Ollama is important because it makes open-weight AI models easier to run on a personal computer. That simplicity has made it a popular developer tool for testing, prototyping and using models without the friction of complex setup or always-on cloud dependence.
Who uses Ollama?
Ollama is used by developers, engineers and enterprises that want easier access to open models. The company says it has more than 8.9 million monthly users and that its software is used inside 85% of the Fortune 500.
What makes Ollama different from closed-model platforms?
Ollama is different because it centers on open-weight models and local-first use. Users can run models on their own machines, and when they need more compute, they can access hosted infrastructure through Ollama’s cloud services rather than relying only on closed model providers.
Why are investors interested in open-weight AI now?
Investors are interested because open-weight models are becoming capable enough for real work, including coding and agentic tasks, while often offering lower costs and more flexibility. That makes them attractive for companies with heavy inference bills and a need to control deployment.
Frequently asked questions
How much money did Ollama raise in its latest round?
Ollama raised $65 million in a Series B round led by Theory Ventures. The financing brings the company’s total funding to $88 million and supports its expansion beyond the core desktop app into cloud model access and infrastructure.
What does Ollama do?
Ollama helps developers run open-weight AI models on their own computers with minimal setup. It also offers hosted access to larger models for users who need more compute than a local machine can provide.
How many users does Ollama have?
Ollama says it serves more than 8.9 million developers every month. The company also reports strong community adoption on GitHub, with 176,000 stars and nearly 17,000 forks.
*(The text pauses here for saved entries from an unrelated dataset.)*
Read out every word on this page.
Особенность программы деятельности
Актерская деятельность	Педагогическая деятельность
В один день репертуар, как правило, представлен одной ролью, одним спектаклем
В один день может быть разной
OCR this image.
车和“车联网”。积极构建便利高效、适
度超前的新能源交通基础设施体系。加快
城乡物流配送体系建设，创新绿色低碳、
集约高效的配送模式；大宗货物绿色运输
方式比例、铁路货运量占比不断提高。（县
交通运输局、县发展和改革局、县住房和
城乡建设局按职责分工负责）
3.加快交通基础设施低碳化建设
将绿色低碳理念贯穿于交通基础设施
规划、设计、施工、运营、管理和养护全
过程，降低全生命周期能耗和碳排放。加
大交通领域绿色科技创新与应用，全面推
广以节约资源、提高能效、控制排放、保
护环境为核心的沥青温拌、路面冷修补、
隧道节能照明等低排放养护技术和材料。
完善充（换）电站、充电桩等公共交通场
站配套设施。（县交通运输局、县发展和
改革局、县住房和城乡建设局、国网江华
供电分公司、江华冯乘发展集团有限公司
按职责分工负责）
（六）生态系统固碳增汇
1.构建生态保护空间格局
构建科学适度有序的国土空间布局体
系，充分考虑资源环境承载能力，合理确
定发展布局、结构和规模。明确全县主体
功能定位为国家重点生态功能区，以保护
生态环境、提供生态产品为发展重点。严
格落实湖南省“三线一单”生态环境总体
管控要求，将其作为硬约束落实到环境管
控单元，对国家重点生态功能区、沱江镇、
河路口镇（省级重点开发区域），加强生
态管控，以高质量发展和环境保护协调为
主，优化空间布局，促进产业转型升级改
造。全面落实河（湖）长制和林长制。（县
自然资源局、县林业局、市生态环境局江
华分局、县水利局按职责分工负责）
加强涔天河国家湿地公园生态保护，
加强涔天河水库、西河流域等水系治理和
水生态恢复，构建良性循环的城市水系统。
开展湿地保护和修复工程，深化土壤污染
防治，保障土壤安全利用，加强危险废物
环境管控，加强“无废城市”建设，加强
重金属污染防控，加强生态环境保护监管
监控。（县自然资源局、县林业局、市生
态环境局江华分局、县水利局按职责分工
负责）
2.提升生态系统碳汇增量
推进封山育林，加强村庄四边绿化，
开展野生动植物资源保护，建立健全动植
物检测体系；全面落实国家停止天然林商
Why are open-weight models becoming more popular?
Open-weight models are becoming more popular because they can lower inference costs, give teams more deployment control and support practical tasks like coding and automation. For many businesses, they are becoming a cost-effective complement to closed AI systems.
Is Ollama replacing its free desktop product with a paid service?
No. Ollama says the free desktop product remains central to its mission, and the cloud service is meant to extend access to larger models that are too resource-intensive to run locally.